Though the series relies on a fairly conventional (if well-staged) genre mix of high-speed action, smash-and-grab editing and creepy shock effects, the critical approval it has received in some quarters stems from its skill in injecting sharp satirical asides into the melodrama.

“Years ago,” DeMonaco said, “I heard this thing Scorsese was talking about ... the ‘smugglers’ cinema, when the studio directors in the ‘40s and the ‘50s didn’t want to make westerns or war movies anymore but were contracted to do so, so they started smuggling political ideas into those films.

“That was continued by John Carpenter and George A. Romero in the ‘70s and ‘80s, and I think a lot of the great sci-fi and horror movies do the same.”
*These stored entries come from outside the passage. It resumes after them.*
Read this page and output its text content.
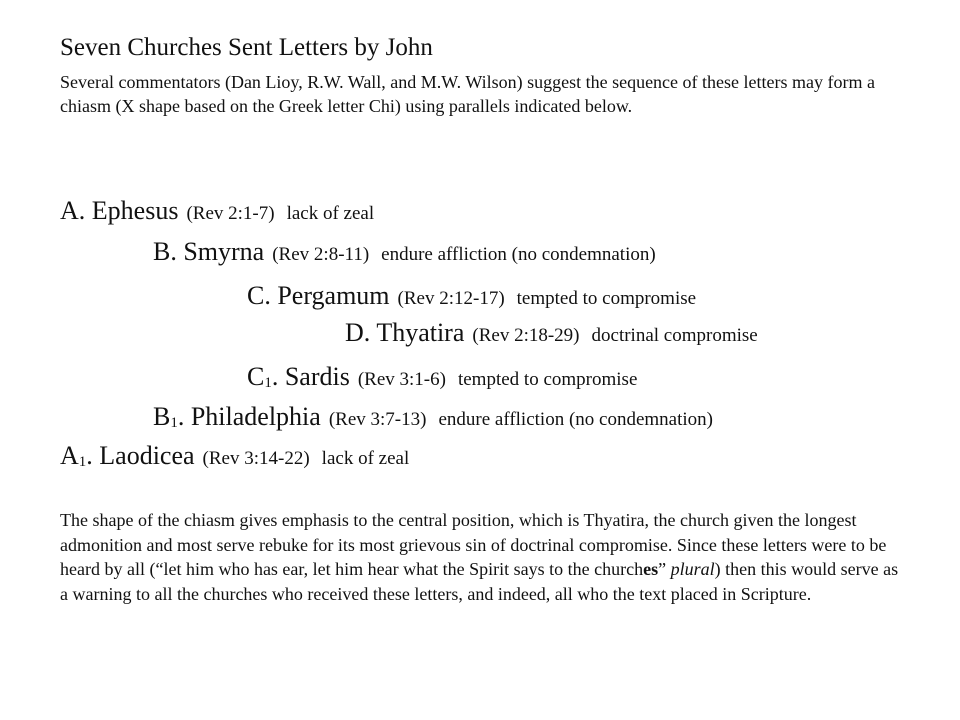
Seven Churches Sent Letters by John
Several commentators (Dan Lioy, R.W. Wall, and M.W. Wilson) suggest the sequence of these letters may form a chiasm (X shape based on the Greek letter Chi) using parallels indicated below.
A. Ephesus (Rev 2:1-7) lack of zeal
B. Smyrna (Rev 2:8-11) endure affliction (no condemnation)
C. Pergamum (Rev 2:12-17) tempted to compromise
D. Thyatira (Rev 2:18-29) doctrinal compromise
C1. Sardis (Rev 3:1-6) tempted to compromise
B1. Philadelphia (Rev 3:7-13) endure affliction (no condemnation)
A1. Laodicea (Rev 3:14-22) lack of zeal
The shape of the chiasm gives emphasis to the central position, which is Thyatira, the church given the longest admonition and most serve rebuke for its most grievous sin of doctrinal compromise. Since these letters were to be heard by all (“let him who has ear, let him hear what the Spirit says to the churches” plural) then this would serve as a warning to all the churches who received these letters, and indeed, all who the text placed in Scripture.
Josh Lucas in "The Forever Purge"
Josh Lucas in “The Forever Purge,” the fifth film in “The Purge” franchise.
(Jake Giles Netter / Universal Pictures)

Accordingly, the filmmakers hope that at least some viewers will discern the political subtext of Mexican migrants teaming up with sympathetic norteamericanos to outwit, and out-hit, racist killers.

“You never know how people are going to react to a movie,” Gout said, but “anyone who goes to see an installment of ‘The Purge’ and does not know that he is going to see something subversive was in the wrong room. He should have gone to see one of ‘Fast & Furious’ or something like that.”

According to some reports, “The Forever Purge” cost $18 million to make, compared to the initial movie’s $3 million budget. Although the story takes place mostly in Texas and on the border, it was filmed mainly around Los Angeles, while a smaller unit recorded material in the Texas cities of El Paso and Marfa.

“The biggest obstacle was the budget,” Gout said, “because you read on one page ‘America collapses.’ And they said: ‘Where do you want us to put the 30 extras?’”

To compensate, Gout said, “Every day you had to invent ways of seeing and not seeing the world that was outside” the main action. For instance, when shooting car-interior scenes, the camera flashes briefly to images of the surrounding chaos and destruction.

“But we focus on their faces to give the impression that it is something that is happening all over the place,” Grout explained. He also recalled a lesson he’d gleaned from Steven Spielberg’s work on “Jaws.”

“Because the damn [mechanical] shark never worked, the movie came out so much better, because the shark is not in front of you all the time and that’s a lot scarier than staring at its snout nonstop.”